Not right now, anyway. Not when he’s still playing. And certainly not less than a week from playing in the Super Bowl for the Denver Broncos.


As collected and measured as he is while standing in a pocket, Manning coasted through the circus that is media day, opining on his family’s favorite beer, politely evading silly questions about reality TV – and avoiding any wild pronouncements.


Reporters repeatedly brought up the word “legacy” as the 37-year-old Manning, a four-time NFL MVP who broke records by throwing for 55 touchdowns and 5,477 yards this season, sat through his hour-long session Tuesday.


Hardly surprising that he never took the bait.


“I’ve been being asked about my legacy since I was about 25 years old.

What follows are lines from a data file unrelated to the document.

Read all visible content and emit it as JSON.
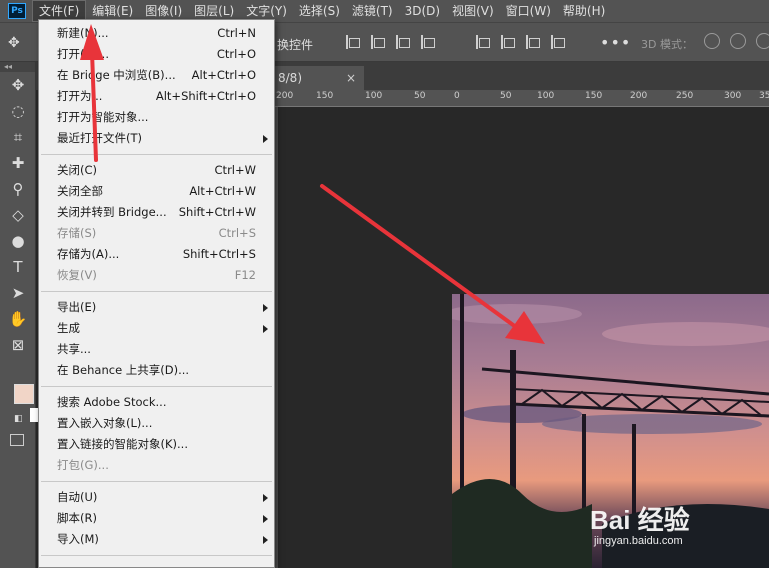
{
  "app": {
    "logo_text": "Ps"
  },
  "menubar": {
    "items": [
      "文件(F)",
      "编辑(E)",
      "图像(I)",
      "图层(L)",
      "文字(Y)",
      "选择(S)",
      "滤镜(T)",
      "3D(D)",
      "视图(V)",
      "窗口(W)",
      "帮助(H)"
    ]
  },
  "options": {
    "transform_label": "换控件",
    "more": "•••",
    "mode_3d": "3D 模式："
  },
  "document": {
    "tab_label": "8/8)",
    "close_glyph": "×"
  },
  "ruler": {
    "labels": [
      "200",
      "150",
      "100",
      "50",
      "0",
      "50",
      "100",
      "150",
      "200",
      "250",
      "300",
      "35"
    ]
  },
  "file_menu": {
    "items": [
      {
        "label": "新建(N)...",
        "shortcut": "Ctrl+N",
        "enabled": true
      },
      {
        "label": "打开(O)...",
        "shortcut": "Ctrl+O",
        "enabled": true
      },
      {
        "label": "在 Bridge 中浏览(B)...",
        "shortcut": "Alt+Ctrl+O",
        "enabled": true
      },
      {
        "label": "打开为...",
        "shortcut": "Alt+Shift+Ctrl+O",
        "enabled": true
      },
      {
        "label": "打开为智能对象...",
        "shortcut": "",
        "enabled": true
      },
      {
        "label": "最近打开文件(T)",
        "shortcut": "",
        "enabled": true,
        "submenu": true
      },
      {
        "label": "关闭(C)",
        "shortcut": "Ctrl+W",
        "enabled": true
      },
      {
        "label": "关闭全部",
        "shortcut": "Alt+Ctrl+W",
        "enabled": true
      },
      {
        "label": "关闭并转到 Bridge...",
        "shortcut": "Shift+Ctrl+W",
        "enabled": true
      },
      {
        "label": "存储(S)",
        "shortcut": "Ctrl+S",
        "enabled": false
      },
      {
        "label": "存储为(A)...",
        "shortcut": "Shift+Ctrl+S",
        "enabled": true
      },
      {
        "label": "恢复(V)",
        "shortcut": "F12",
        "enabled": false
      },
      {
        "label": "导出(E)",
        "shortcut": "",
        "enabled": true,
        "submenu": true
      },
      {
        "label": "生成",
        "shortcut": "",
        "enabled": true,
        "submenu": true
      },
      {
        "label": "共享...",
        "shortcut": "",
        "enabled": true
      },
      {
        "label": "在 Behance 上共享(D)...",
        "shortcut": "",
        "enabled": true
      },
      {
        "label": "搜索 Adobe Stock...",
        "shortcut": "",
        "enabled": true
      },
      {
        "label": "置入嵌入对象(L)...",
        "shortcut": "",
        "enabled": true
      },
      {
        "label": "置入链接的智能对象(K)...",
        "shortcut": "",
        "enabled": true
      },
      {
        "label": "打包(G)...",
        "shortcut": "",
        "enabled": false
      },
      {
        "label": "自动(U)",
        "shortcut": "",
        "enabled": true,
        "submenu": true
      },
      {
        "label": "脚本(R)",
        "shortcut": "",
        "enabled": true,
        "submenu": true
      },
      {
        "label": "导入(M)",
        "shortcut": "",
        "enabled": true,
        "submenu": true
      }
    ]
  },
  "watermark": {
    "brand": "Bai  经验",
    "url": "jingyan.baidu.com"
  },
  "colors": {
    "foreground": "#f1d5c7",
    "menu_bg": "#f0f0f0",
    "annotation": "#e8343a"
  }
}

I’m not sure you can have a legacy when you’re 25 years old. Even 37,” Manning said in response to the first such query. “I’d like to have to be, like, 70 to have a legacy. I’m not even 100 percent sure what the word even means.”


Then, in about the closest thing to a stumble, Manning continued: “I’m still in the middle of my career.”

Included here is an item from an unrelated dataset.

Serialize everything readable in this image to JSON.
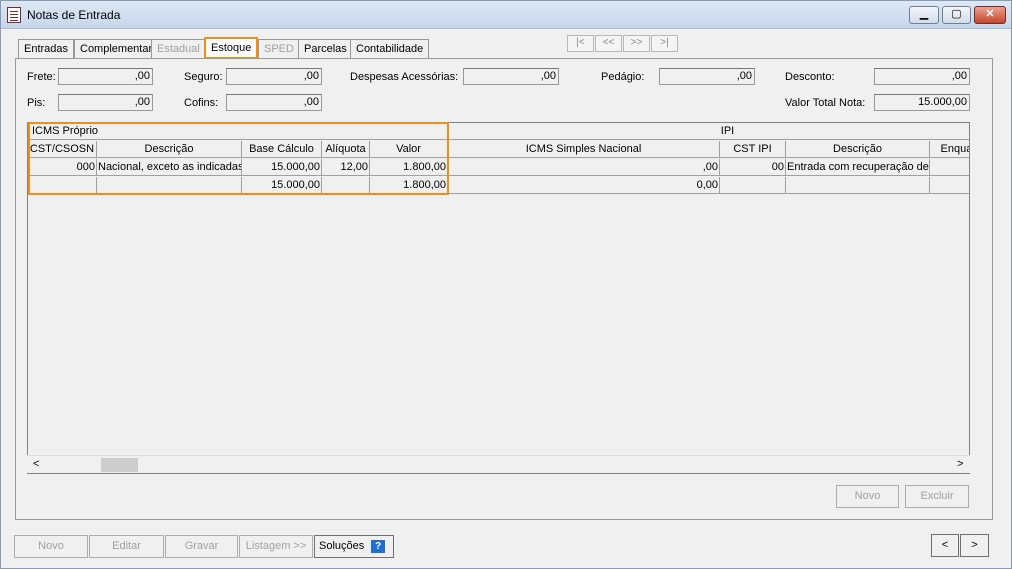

At least one of the dozens of assembled media members gasped, “middle?!”


Realizing his miscue, Manning chuckled and went on.


“Let me rephrase that,” he resumed. “I’m down the homestretch of my career, but I’m still in it. It’s not over yet. And so it’s still playing out. This has been the second chapter of my career.”

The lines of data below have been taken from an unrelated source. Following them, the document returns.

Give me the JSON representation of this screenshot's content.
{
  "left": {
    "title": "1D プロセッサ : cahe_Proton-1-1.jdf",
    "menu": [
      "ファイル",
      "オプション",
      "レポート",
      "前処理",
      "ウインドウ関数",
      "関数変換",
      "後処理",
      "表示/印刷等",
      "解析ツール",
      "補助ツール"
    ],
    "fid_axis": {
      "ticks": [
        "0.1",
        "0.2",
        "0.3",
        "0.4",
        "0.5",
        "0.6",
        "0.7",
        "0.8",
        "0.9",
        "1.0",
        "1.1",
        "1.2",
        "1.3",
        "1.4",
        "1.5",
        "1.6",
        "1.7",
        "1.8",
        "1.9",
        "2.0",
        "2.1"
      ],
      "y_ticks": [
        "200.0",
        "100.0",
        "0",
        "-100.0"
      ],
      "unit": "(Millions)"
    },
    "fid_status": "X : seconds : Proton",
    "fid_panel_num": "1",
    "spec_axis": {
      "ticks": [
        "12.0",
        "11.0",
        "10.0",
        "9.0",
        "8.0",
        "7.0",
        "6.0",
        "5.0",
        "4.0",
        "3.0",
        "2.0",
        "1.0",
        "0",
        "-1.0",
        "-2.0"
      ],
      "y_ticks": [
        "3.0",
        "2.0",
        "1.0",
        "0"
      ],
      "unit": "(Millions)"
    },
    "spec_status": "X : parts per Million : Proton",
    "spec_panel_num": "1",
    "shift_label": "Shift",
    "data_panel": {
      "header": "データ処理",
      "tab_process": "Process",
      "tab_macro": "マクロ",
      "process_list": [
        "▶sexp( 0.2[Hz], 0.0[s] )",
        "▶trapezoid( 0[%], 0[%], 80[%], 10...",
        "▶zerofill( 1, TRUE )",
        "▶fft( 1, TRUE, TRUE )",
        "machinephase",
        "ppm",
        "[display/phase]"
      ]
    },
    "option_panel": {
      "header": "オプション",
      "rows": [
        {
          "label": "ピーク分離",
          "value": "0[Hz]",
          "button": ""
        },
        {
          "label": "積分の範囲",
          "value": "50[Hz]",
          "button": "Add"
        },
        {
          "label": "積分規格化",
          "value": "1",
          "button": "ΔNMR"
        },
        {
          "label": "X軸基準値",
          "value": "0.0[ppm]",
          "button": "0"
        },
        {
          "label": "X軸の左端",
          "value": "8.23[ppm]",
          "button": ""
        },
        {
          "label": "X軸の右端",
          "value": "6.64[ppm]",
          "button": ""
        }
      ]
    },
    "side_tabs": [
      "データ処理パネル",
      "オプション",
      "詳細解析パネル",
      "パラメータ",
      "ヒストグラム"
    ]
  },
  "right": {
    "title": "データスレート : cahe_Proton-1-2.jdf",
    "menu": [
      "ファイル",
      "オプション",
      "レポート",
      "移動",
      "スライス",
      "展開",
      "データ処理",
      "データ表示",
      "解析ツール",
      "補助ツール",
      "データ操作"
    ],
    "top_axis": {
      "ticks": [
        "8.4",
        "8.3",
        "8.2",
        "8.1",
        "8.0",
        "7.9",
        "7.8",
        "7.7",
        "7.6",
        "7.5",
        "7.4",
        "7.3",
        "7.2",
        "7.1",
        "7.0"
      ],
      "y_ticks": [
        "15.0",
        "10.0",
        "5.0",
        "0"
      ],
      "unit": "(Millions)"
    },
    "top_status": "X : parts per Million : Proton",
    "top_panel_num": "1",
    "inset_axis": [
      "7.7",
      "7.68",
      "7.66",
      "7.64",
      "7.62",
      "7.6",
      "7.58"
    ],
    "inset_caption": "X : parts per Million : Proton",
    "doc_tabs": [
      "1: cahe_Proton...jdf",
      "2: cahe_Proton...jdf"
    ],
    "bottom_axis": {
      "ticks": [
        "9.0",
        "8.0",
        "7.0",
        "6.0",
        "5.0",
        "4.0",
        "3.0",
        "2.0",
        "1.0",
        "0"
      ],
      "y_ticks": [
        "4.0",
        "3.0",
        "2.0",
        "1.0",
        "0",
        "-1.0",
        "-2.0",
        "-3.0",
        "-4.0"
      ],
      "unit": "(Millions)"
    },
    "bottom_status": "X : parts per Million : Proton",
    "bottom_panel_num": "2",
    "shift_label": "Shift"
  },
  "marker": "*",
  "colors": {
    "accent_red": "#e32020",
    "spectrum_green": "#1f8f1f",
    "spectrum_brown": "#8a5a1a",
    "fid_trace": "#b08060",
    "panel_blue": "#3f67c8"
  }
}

There wasn’t nearly as much singular focus for Russell Wilson. The Seattle Seahawks quarterback – somewhat overlooked at this Super Bowl by the QB on the other sideline – came down from his podium on Tuesday and fulfilled the wish of an older woman named Josephine wearing the jersey of teammate Richard Sherman. All she wanted was a hug.


While there was plenty of attention on Seattle’s QB on Tuesday, it was less than the hoard that surrounded Sherman or even the short availability of running back Marshawn Lynch. Wilson was peppered about growing out his hair – a mix between Bruno Mars and Michael Jackson he says – his faith, his friendship with Grammy winning rapper Macklemore and even tried answering a question in Spanish.


Just like his teammates, Wilson tried to have fun with media day. Few had as much fun as Sherman, who couldn’t wait to start talking.


Even before his allotted hour began, Seattle’s polarizing cornerback began answering questions from a podium. By the time the official clock began on the Seahawks’ session, Sherman was already on question No. 6.


He presented a much different side than that angry 20-second rant after the NFC championship game, which sparked a national debate over sportsmanship and racial attitudes. Sherman was charming, funny and didn’t raise his voice at all. He said he was glad to have the chance to show there’s more to him than what people saw after he made the play that clinched Seattle’s victory over San Francisco.


One of his teammates couldn’t have been more different. Lynch made an early exit, then returned just in time to possibly avoid a hefty fine from the NFL.


The running back, wearing a hood and dark sunglasses, abruptly left the required session, walking out after 6½ minutes.


He later came back and stood on the side of the media area, doing interviews with the Armed Forces Network, Deion Sanders for the NFL Network, and a Seahawks Web reporter. Lynch also talked to teammates and signed footballs and a helmet for fans in the stands.


While he did that, about five dozen media members stood in front of Lynch and shouted out a few questions. He ignored almost all of them as time ran out in Seattle’s 45-minute availability.


One reporter asked, “Are you trying to avoid being fined by standing here?” Lynch twice nodded his head yes.


Earlier this month, Lynch was fined $50,000 for not cooperating with the Seattle media. The NFL put the fine on hold, saying it would be rescinded if his behavior improved.